Representative-elect Lee Snodgrass knows that the 57th Assembly District was gerrymandered to favor Democrats. It was held by her predecessor, Amanda Stuck—another progressive woman—from 2015 until Stuck decided to run for Congress.

But while Snodgrass (D-Appleton) knows it could make holding her job more difficult down the line, one of her priorities in the upcoming legislative session is to make sure the redistricting process is done fairly. That’s because she believes that fair maps could lead to greater bipartisanship at the statehouse.

“What we’re seeing right now is clearly Republicans do not feel accountable to their voters so they’re not motivated to reach across the aisle. They’re not motivated to bring some of the Democratic ideas and Democratic bills to the floor as part of solutions for Wisconsin,” Snodgrass said. “First and foremost, we are going to try to make sure we are able to secure fair maps so that we can actually work in a bipartisan fashion.”

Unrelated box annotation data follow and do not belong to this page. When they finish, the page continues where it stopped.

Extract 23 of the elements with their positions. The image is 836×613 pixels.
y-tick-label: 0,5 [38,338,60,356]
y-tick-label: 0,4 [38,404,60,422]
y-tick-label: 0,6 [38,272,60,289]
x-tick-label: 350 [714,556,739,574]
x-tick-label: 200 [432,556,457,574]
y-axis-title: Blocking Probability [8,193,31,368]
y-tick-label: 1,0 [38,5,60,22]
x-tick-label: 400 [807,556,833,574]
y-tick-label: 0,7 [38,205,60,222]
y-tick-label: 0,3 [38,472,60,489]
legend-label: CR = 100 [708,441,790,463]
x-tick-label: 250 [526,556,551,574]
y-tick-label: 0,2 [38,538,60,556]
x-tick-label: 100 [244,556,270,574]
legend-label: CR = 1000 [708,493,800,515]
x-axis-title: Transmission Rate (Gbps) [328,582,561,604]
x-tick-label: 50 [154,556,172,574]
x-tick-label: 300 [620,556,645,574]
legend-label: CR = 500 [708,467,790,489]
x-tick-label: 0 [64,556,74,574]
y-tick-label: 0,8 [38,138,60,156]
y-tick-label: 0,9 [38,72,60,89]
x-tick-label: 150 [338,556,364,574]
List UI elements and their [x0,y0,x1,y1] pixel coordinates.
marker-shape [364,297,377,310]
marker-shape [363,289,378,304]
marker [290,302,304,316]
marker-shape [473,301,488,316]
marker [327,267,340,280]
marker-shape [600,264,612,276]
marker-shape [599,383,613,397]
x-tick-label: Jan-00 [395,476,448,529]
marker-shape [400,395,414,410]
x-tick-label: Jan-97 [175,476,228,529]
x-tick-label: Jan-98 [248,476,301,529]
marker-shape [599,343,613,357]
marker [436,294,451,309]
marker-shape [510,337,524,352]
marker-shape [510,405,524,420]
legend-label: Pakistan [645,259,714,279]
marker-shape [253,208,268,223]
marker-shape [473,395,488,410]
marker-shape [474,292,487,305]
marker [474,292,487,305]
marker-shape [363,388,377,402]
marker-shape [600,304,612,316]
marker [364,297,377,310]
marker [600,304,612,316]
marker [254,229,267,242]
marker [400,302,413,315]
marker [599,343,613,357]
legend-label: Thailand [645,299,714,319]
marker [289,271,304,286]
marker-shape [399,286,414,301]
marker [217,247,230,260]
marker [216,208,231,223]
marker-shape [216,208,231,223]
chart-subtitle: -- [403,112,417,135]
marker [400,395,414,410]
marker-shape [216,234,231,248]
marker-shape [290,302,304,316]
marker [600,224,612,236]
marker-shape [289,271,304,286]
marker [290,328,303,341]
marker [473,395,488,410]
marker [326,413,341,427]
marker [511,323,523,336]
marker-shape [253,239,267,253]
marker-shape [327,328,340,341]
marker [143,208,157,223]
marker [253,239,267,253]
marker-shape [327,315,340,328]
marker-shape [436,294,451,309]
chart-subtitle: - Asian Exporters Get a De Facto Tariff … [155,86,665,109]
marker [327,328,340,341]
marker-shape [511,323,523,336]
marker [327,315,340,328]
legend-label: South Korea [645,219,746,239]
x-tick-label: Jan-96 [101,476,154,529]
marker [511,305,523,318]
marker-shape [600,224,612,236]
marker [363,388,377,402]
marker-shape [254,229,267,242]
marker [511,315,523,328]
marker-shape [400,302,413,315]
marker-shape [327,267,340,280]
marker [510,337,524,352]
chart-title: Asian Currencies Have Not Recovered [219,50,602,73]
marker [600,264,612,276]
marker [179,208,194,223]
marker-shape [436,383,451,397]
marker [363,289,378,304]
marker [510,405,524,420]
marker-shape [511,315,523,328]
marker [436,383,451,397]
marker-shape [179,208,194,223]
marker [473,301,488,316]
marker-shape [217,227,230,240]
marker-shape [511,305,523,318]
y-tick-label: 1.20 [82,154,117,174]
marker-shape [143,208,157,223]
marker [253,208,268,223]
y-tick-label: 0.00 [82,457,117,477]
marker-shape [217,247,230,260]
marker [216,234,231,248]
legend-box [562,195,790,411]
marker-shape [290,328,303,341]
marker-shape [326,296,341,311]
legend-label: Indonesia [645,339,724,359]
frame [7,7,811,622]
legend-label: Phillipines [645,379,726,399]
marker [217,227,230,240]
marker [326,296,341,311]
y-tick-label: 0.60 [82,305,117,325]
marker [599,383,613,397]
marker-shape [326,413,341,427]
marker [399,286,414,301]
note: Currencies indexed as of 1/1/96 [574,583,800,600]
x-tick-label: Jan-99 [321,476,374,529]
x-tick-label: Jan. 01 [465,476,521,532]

With the biennial budget process coming up, Snodgrass would like to see the state find ways to raise funds without leaning on taxpayers, including closing the “dark store loophole”, and accepting the federal government’s Medicare expansion. 

“We’ve talked about that for years. It’s money sitting on the table,” Snodgrass said. “I’m sitting right here in the middle of one of Wisconsin’s hot spots for COVID[-19] so I want to make sure as many people are covered as possible.”

She’d like to see those funds provide relief to municipalities and school districts that are being hit hard by the pandemic. 

“Right now we really can’t raise taxes on people. People are struggling. What we have to do is find money elsewhere instead of further putting that onto the taxpayer,” she said. “I’m a huge advocate of state government. I believe we elected our municipal leaders to do a job. We need to stop giving them unfunded mandates without supporting them. They’re as strapped as anyone else during this COVID crisis.”

With Democrats remaining the minority party, none of this is going to get done without bipartisanship. Snodgrass said that she’s open to working with Republicans and when that doesn’t work, “I also know it’s going to take some sharp elbows.”

“There has been some traditional resistance on both sides. It’s just very entrenched,” Snodgrass said. “Hopefully some fresh voices and some fresh faces can start to move that forward.”